Sunday, December 6, 2009

Blog #9

"The world didn't want to be reminded how the donation programme really worked. They did not think about you students, or about the conditions you were brought up in. In other words, my dears, they wanted you back in the shadows".
The audience of the Kathy in the ugly world that was horrible enough to create such an institution. The world that would assume that these donors have no souls. The world that would look to the people like them as suppliers for the medical experiments.
The phrase "I don't know how it is where you were, but..." referring to people, who were even though uncomfortable about an existence of the donors, but still preferred to keep donors in a shadows due to the "overwhelming concern that their own children, spouses, parents, friends, did not die from cancer, motor neuron disease, and heart disease." People, who selfish enough not to care of what happening to other people, as long as their significant others can be safe and healthy.
This reading, which is basically ripped my heart in peaces by the way, is a perfect allusion to the real world, about developed and advanced countries taking away resources from developing countries. If America in "Snow Crash" by Neal Stephenson was giving people from the rest of the world "something to dream about", Madame and Miss Emily were giving these poor kids the same thing - a false hope. The difference is that these are real people with hopes, souls, and other intangible values.

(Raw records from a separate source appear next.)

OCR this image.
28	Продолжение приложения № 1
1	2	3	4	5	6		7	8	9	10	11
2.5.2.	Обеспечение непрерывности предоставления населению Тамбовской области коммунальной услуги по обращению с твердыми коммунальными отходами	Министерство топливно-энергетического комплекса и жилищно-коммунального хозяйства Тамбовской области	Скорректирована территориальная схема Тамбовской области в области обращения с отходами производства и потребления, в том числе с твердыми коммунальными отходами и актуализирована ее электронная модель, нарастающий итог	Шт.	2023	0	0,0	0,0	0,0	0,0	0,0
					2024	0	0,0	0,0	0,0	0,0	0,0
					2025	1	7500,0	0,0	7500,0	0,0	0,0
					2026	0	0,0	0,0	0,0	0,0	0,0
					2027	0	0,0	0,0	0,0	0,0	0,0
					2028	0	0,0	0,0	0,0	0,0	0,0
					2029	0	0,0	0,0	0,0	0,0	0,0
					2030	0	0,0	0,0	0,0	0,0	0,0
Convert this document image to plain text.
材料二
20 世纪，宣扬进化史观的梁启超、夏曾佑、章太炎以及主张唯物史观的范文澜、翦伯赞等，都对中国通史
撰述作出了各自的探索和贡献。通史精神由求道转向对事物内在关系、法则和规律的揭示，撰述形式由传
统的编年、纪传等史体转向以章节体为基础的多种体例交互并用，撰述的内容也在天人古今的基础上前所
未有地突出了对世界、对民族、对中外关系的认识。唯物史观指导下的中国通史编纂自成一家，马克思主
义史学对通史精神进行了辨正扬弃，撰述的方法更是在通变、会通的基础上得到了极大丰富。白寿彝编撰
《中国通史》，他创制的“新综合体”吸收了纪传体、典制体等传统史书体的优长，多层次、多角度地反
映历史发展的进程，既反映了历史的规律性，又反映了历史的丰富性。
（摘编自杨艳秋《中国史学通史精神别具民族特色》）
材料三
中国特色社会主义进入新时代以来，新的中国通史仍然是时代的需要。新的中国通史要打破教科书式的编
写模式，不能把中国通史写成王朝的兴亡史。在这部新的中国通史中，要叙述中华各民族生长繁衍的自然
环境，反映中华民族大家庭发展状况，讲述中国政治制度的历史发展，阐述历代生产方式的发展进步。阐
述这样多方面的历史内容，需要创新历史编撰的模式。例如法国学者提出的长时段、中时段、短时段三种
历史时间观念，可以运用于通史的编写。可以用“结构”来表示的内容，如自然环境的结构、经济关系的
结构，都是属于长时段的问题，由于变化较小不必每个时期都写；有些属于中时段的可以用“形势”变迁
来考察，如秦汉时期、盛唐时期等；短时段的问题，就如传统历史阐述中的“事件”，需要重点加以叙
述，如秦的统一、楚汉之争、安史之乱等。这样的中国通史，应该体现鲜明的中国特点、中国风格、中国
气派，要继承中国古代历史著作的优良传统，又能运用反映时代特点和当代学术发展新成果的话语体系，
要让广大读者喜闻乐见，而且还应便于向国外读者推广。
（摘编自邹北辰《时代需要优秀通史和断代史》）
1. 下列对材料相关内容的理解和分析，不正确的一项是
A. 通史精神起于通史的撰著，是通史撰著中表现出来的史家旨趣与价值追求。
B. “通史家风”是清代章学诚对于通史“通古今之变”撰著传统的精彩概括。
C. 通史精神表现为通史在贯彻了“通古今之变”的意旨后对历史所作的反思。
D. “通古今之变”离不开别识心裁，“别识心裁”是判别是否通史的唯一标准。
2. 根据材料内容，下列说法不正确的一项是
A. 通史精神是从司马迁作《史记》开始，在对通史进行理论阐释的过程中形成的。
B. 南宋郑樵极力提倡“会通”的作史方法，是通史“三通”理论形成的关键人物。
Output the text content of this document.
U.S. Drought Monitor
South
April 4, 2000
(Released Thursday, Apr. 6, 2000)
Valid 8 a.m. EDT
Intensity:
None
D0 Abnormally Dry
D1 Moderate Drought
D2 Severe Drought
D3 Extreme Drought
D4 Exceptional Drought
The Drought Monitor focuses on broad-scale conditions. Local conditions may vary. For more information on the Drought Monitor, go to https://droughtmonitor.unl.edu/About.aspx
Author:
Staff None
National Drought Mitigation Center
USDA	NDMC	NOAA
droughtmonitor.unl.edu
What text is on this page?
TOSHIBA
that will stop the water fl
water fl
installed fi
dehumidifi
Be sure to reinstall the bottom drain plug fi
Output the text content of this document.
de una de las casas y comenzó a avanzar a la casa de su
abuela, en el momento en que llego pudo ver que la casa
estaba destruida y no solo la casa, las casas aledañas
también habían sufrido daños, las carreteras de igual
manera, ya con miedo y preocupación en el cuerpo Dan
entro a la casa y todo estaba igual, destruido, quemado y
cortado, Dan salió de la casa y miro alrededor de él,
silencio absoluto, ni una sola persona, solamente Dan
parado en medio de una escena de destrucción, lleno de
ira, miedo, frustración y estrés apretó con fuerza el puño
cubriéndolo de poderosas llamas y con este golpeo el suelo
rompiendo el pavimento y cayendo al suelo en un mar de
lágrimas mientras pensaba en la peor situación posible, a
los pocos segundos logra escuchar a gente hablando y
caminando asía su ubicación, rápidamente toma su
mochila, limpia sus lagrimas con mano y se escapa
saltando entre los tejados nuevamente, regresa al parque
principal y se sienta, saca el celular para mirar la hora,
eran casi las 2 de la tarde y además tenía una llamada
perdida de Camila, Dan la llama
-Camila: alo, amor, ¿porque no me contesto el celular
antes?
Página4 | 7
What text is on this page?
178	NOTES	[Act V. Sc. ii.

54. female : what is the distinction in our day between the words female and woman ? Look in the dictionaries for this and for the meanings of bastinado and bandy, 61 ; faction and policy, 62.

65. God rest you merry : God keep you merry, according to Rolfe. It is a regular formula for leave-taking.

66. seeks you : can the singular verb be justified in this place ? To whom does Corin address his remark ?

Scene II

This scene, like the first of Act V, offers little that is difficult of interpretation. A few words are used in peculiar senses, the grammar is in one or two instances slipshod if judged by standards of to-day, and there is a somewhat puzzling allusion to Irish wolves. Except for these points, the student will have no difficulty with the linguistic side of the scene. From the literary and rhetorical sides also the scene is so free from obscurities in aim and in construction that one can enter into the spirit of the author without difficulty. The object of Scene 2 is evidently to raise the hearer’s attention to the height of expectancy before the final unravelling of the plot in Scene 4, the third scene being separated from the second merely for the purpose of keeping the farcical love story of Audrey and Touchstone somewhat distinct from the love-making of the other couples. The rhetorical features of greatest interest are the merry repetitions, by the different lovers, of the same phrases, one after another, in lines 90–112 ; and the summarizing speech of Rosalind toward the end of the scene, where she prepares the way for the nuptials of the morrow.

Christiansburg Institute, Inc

This phrase can also tell as that these "students" had (have) something that the rest of the world doesn't have, the knowledge that they are different than everyone else, their purpose, their Hailsham which is not just a place with fences and guardians, but a place that made them all a family. "I'll have Hailsham with me, safely in my head, and that'll be something no one can take away. Despite the fact that they were losing each other, they learned to treasure intangible things.
Kathy as a narrator is aware of the fact that the rest of the world is different from the one she grew up in. By this phrase she separates her world with the rest. I assume, that when most of us read this book, we emphasize with the "students" - we become us, and the rest of the world, the world that wishes to have donors in shadow becomes them, - as we read the book. But roles changing as we close this book and begin analyzing it and comparing it with the present world.
The question is, even though we realize the ugliness of all of these do we begin to think that this all should be changed or eliminated? Do we want to stand on the way of the technological progress, which can be possibly supplied with the material of such nature?